Diagnosis: Yes, they are theocrats, plain and simple. It is a very telling illustration of what many fundies think religious freedom amounts to, at least. Though the delusional nitwits described here – they really give Sir Bedivere’s audience a run for their money – are local nitwits with negligible influence on civilization considered individually, their actions and responses also seem to be pretty standard fare many places in the US.

Patricia Slusher

Chronic Lyme disease is (almost certainly) a non-existent condition, but the diagnosis remains popular in woo-minded and (largely overlapping) conspiracy-minded groups. There is, accordingly, a thriving market for people who “diagnose” and “treat” chronic lyme disease, and they are often termed LLMDs, or “Lyme Literate” doctors. Some of these are spineless or deluded MDs; many are not. Patricia Slusher is not. Slusher is an “ND” – a naturopath, or not a doctor – and a “CN”, i.e. “certified nutritionist”. That certification means nothing, of course: Ben Goldacre once got his cat, which had been dead for years, registered as a certified member of the American Association of Nutritional Consultants – Slusher presumably got her certification from something called the American Health Science University, which you can read about here. She is, however, treating patients for “chronic Lyme disease”.
According to one of her patients, “[f]or the first 3 weeks my Lyme protocol consist of taking 3 supplements from Percision [sic] Herbs, LLC; LYX, Spirex and Puricell and spending 30 minutes 2X a week getting a Quad Zapper treatment.” The Quad zapper is a Hulda Clark device, no less. So, Slusher treats her patients with Hulda Clark devices and worthless supplements, as well as with homeopathy. It’s fortunate that chronic lyme is not a real disease. That, however, doesn’t clear Slusher of wrongdoing – her patients are clearly suffering, and taking their money is not likely to make things better.
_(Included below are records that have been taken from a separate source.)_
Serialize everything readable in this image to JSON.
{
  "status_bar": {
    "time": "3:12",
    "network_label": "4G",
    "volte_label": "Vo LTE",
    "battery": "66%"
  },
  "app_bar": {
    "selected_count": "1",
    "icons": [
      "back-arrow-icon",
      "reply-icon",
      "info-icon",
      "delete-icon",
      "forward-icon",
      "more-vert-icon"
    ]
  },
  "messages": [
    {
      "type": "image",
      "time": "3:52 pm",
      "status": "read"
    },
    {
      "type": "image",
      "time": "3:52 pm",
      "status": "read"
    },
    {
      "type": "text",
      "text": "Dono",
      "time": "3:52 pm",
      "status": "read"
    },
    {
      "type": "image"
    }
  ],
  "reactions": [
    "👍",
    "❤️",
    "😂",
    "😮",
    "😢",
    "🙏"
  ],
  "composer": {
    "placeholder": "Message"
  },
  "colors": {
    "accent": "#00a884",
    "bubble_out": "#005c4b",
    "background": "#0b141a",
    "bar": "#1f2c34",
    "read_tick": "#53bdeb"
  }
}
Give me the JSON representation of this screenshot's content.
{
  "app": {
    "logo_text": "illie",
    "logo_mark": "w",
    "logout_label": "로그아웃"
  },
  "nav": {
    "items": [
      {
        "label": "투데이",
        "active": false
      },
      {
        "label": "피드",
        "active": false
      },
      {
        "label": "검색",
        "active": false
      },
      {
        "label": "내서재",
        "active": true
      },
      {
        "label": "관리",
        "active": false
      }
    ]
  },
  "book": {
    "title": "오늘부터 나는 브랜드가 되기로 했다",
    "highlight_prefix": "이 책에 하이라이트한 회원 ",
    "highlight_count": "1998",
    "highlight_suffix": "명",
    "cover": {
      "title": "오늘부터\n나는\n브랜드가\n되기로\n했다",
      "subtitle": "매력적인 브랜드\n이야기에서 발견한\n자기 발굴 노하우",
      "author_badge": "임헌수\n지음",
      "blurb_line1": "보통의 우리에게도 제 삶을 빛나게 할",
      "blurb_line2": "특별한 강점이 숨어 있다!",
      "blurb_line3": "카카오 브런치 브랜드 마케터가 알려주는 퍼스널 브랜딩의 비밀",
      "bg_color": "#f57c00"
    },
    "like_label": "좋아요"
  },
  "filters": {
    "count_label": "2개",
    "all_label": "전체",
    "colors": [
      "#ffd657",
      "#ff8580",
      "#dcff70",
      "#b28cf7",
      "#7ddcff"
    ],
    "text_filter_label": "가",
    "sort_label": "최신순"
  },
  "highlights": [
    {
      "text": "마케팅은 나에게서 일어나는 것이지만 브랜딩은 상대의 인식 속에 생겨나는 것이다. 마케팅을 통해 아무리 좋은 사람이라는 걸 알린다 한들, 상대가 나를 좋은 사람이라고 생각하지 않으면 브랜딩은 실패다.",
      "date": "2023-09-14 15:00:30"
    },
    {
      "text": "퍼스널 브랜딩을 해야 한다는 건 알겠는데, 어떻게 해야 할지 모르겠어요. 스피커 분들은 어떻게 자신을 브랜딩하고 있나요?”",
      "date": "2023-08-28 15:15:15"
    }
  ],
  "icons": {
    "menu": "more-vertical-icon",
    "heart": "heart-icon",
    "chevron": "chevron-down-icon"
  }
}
Consultations with Slusher start out with “Quantum Reflex Analysis”, which is applied kinesiology with “quantum” added on (Slusher likes quantum mumbo jumbo), and an examination of the patient’s tongue, nails, and face. Then you can sign up for:
– The Zyto Biocommunication Health Evaluation, a bogus electrodermal diagnostic process using a biofeedback machine hooked up to a computer.
– Avalon Photonic Light Therapy (equally nonsensical).
– Distance Consultation and Testing: you don’t actually need to come to her office; sending a photo or handwriting sample will do.
– Saliva Hormone Testing. Yeah; no.
– “Detoxification” treatments with ionic foot baths, no less.
– Chromatherapy Light Goggles, because “God designed people to be exposed to full spectrum sunlight several hours a day”, with color pairings for various organ systems.
– Electronic acupressure
– A chi modulator.
– Meridian therapy.
Slusher, who describes herself as an energy medicine “doctor”, obtained her naturopathic “degree” from the Trinity College of Natural Health; now, accreditations by the official naturopathic college organization, the Association of Accredited Naturopathic Colleges, really shouldn’t convey any sort of authority either, but it is worth pointing out that even they don’t recognize Trinity.
Diagnosis: You probably have to be stupid or desperate to fall for any of this, but those are precisely the characteristics of the victims Slusher targets. Complete and utter bollocks.